I grew up in the 1950s and early 60s, and my friends and I in the Bronx would often debate whom we'd like to spend the night with -- Marilyn Monroe, Jayne Mansfield, or Mamie Van Doren. Of course, they all were highly attractive. But, believe it or not, we also discussed whom we'd like to talk to. We knew that Marilyn was married, then had been married, to playwright Arthur Miller, so we figured she had to be pretty smart. We knew almost nothing more about Jayne and Mamie than what they looked like.

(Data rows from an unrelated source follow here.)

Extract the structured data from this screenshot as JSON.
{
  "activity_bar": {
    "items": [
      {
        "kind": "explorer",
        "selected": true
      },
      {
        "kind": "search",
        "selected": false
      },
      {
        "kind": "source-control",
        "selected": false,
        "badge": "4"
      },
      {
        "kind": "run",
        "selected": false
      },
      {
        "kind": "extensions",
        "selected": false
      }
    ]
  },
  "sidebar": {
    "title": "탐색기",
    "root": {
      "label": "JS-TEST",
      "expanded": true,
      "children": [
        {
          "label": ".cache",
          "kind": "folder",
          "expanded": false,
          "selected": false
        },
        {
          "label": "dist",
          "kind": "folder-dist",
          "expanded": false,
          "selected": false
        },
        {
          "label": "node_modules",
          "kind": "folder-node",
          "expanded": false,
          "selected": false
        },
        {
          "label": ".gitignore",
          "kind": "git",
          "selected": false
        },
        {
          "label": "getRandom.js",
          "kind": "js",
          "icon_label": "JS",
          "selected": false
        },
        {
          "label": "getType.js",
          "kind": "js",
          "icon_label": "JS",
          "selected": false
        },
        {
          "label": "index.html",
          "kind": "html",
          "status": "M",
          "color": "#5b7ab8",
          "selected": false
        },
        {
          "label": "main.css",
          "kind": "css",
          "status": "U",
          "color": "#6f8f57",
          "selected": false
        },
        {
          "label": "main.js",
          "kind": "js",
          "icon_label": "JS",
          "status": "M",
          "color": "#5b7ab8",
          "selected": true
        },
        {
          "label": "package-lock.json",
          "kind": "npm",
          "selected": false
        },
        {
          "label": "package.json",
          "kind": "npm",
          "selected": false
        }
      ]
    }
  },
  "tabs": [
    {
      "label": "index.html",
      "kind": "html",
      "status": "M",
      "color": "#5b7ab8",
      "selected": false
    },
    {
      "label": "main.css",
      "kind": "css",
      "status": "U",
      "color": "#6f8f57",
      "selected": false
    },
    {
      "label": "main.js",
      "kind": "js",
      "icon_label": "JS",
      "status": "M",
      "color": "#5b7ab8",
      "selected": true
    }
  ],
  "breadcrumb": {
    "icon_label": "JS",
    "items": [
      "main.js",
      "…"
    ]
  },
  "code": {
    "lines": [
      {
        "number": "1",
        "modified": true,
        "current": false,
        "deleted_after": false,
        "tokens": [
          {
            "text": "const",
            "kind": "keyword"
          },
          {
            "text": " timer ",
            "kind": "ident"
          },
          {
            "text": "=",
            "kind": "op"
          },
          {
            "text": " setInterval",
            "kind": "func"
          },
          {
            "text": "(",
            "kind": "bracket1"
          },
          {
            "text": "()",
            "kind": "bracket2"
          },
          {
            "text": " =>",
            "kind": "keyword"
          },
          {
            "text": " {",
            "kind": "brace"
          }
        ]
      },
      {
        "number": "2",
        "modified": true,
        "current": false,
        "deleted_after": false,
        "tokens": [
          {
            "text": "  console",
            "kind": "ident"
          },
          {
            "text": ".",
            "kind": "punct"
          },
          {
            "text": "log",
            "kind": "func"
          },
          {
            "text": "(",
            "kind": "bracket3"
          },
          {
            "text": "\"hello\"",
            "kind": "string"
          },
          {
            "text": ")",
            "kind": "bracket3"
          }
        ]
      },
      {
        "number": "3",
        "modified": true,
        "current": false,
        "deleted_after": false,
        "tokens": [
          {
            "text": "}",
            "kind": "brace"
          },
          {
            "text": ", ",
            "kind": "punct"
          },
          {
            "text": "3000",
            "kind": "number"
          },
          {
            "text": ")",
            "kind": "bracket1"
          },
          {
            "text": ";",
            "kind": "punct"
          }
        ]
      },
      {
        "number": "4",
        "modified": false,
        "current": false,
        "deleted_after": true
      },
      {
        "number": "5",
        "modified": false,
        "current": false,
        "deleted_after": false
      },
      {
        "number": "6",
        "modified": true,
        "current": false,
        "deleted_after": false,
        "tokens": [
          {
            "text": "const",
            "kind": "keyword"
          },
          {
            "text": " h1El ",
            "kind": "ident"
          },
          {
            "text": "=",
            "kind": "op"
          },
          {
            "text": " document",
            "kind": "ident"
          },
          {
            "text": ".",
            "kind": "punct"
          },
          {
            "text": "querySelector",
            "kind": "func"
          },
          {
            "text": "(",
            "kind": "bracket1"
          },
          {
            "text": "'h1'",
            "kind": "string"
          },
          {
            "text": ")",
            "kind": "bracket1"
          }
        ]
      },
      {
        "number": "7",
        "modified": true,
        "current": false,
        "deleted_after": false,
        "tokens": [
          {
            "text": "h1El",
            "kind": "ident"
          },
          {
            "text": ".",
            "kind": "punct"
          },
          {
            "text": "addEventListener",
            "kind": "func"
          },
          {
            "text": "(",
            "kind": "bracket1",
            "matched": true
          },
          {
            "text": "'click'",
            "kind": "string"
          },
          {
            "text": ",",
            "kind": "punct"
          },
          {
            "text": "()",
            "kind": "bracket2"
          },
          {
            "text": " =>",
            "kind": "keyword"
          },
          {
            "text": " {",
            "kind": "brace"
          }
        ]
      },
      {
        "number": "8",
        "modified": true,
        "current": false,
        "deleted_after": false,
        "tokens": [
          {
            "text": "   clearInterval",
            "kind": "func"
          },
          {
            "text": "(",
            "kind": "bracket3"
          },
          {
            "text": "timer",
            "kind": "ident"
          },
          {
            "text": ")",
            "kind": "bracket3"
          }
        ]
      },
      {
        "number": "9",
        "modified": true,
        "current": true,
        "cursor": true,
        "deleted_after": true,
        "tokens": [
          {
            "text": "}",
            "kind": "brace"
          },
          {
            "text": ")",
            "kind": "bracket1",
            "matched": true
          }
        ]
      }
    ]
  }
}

My Mom Jayne makes the convincing case that Jayne Mansfield was no dummy either. She not only was contemplative and intelligent, she played the violin and piano. And after she'd established herself as a hot dumb blonde bombshell, she worked very hard and not very successfully to demonstrate that she had a brain, endeavoring to explain that the dumb blonde was an act. The popular culture is very resistant to that kind of change. It's hard to negate what made you famous, and get your devoted admirers to accept that all of that was just a stepping stone to something else. (One of the things that made The Beatles so transcendent is that they were able to move so smoothly from "I Wanna Hold Your Hand" to "A Day in the Life" and the Abbey Road medley.)
Jayne Mansfield's struggle to get the world to know who she really was, cut short only by her untimely tragic death in an auto accident in 1967, is one of the two central themes of My Mom Jayne, and epitomized in an interview we see of Jayne by Jack Paar. That host of The Tonight Show for just five years (1957-1962) -- who, by the way. introduced The Beatles to America -- was the intellectual's intellectual, more so than Carson, Letterman, and even Dick Cavett. So Jayne must have figured she had a chance of convincing Jack about her fine mind and talent. But the interview ends with a smirking Jack saying he'd like Jayne to kiss him. (Speaking of Jack, he also sounds in that interview a lot like Johnny, which shows that Johnny adopted more than created his inimitable way of talking to his guests.)
The other central theme of My Mom Jayne is Mariska Hargitay's lifelong struggle to find out who she really is. Mariska was just three when her mother died, so she has no memories of her mother. Mariska's quest to find out who her mother was and therefore who Mariska is and how she got here turns out to be such a riveting, complex story, with so many twists and turns, it could almost have been a two-part episode of Law & Order: SVU. Indeed, there are so many surprises packed into the end, I won't say anything more, except that if you've been a fan of Mariska or Jayne, or a devotee of our popular culture, or just like a compelling true story, you'll want to see My Mom Jayne.